Hensley v. Carey

Decision Date16 July 1987
Docket NumberNo. 86-1827,86-1827
Citation818 F.2d 646
PartiesGary HENSLEY, Plaintiff-Appellant, v. Bernard CAREY, Robert Stanley, Theodore Williams, et al., Defendants-Appellees.
CourtU.S. Court of Appeals — Seventh Circuit

Kenneth N. Flaxman, Chicago, Ill., for plaintiff-appellant.

Sharon Baldwin, Office of Corp. Counsel, Chicago, Ill., for defendants-appellees.

Before POSNER and COFFEY, Circuit Judges, and GRANT, Senior District Judge. *

COFFEY, Circuit Judge.

Plaintiff-appellant Gary Hensley appeals the district court's grant of a summary judgment in favor of defendants-appellees Theodore Williams and Robert Stanley on his claim that Williams and Stanley allegedly conducted a suggestive lineup which resulted in Hensley being arrested and confined for a period of 111 days. We affirm.

I.

On September 12, 1979, an unknown man followed Carol Pufpaf to her home at 4120 N. Campbell in Chicago, Illinois. While Pufpaf was entering the front door of her home, the unknown man entered the house through an unlocked rear door, confronted Pufpaf and forced her onto a bed. The assailant fled after Pufpaf and her seven year-old son started screaming. Pufpaf subsequently described the assailant as a white male with an olive complexion, dark brown hair, about 5' 9"' in height, approximately 150 pounds in weight, and about 19 years of age.
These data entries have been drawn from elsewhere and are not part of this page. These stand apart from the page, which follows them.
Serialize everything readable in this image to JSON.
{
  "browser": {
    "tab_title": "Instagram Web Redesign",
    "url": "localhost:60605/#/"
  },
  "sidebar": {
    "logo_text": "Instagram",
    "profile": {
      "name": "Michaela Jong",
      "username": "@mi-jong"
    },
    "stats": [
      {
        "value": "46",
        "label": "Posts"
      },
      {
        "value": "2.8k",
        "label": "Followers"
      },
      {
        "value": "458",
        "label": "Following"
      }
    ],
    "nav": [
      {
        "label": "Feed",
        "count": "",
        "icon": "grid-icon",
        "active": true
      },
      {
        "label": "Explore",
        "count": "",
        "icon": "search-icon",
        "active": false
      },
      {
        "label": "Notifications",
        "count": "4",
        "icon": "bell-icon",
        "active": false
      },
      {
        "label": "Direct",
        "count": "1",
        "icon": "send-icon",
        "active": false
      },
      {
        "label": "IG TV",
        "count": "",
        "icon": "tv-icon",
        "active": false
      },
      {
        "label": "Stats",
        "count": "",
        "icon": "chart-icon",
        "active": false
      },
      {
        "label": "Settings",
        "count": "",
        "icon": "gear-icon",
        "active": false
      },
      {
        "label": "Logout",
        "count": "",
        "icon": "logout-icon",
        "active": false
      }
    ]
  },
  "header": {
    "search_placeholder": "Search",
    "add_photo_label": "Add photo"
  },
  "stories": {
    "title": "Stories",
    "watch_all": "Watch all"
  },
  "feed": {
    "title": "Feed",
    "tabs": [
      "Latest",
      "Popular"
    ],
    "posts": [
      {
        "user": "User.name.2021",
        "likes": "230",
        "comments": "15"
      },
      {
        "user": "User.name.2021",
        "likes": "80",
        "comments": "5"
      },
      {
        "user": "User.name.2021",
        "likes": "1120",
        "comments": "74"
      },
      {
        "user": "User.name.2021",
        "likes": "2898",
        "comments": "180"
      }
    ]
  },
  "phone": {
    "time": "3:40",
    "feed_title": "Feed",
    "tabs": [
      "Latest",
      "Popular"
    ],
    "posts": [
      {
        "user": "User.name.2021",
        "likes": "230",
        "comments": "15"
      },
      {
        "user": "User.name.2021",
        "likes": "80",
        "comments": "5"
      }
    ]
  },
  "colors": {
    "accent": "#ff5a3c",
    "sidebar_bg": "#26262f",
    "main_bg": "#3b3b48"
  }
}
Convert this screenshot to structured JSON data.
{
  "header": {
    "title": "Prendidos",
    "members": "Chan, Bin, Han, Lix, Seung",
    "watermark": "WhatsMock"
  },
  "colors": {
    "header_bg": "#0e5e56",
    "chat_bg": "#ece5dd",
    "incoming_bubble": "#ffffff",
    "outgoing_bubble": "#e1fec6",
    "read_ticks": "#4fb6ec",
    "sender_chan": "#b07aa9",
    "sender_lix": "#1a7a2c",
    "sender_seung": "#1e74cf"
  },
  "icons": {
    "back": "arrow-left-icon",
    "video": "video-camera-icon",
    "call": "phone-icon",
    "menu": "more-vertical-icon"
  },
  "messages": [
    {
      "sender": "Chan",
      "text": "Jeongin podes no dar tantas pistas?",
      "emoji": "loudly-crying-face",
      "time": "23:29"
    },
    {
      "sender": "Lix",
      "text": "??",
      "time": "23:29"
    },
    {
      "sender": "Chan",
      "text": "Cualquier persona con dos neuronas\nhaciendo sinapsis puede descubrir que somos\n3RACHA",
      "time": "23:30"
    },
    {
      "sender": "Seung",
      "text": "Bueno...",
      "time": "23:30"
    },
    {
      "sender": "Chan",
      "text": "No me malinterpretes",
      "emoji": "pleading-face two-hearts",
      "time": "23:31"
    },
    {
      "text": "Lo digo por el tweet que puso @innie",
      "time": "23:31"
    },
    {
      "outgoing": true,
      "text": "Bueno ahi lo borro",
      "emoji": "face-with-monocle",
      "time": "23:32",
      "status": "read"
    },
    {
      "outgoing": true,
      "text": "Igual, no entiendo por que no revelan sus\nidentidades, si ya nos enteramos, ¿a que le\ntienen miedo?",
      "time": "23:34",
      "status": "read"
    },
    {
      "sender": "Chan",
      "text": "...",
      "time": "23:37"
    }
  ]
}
Hensley, a white male, 18 years of age, with a blond military-style haircut, with light skin, is 6' 0"' tall, weighed 165 pounds, and was a member of the United States Marine Corps on active duty in the city of Chicago. Three days after the assault, on September 15, 1979, Hensley was stopped by a Chicago police officer who questioned him and asked for identification. The following day, two police officers visited Hensley's home in the company of Chris Vandenberg, a witness who had observed a man following Pufpaf into her home. Vandenberg identified Hensley in the presence of the police officers as the man he had seen following Pufpaf. The two officers placed Hensley under arrest and conveyed him to the local police station.

During the evening of September 15, 1979 appellant Theodore Williams, a Chicago police officer, arranged for a lineup that included Hensley and five other white males. Hensley was the only person in the lineup wearing a short military-style haircut. Even though Williams was aware of this fact he and another officer, Detective John Beaumont, attempted to but were unable to locate any other white males with short haircuts, including members of the police department itself, to participate in the lineup. Appellant Robert Stanley, also a Chicago police officer, approved of the lineup, and the group was exhibited to Pufpaf. Pufpaf identified Hensley as her assailant, and Hensley was subsequently indicted on various criminal charges of burglary, attempted rape, and attempted robbery. Hensley, unable to post bond, remained in custody for 111 days while awaiting trial.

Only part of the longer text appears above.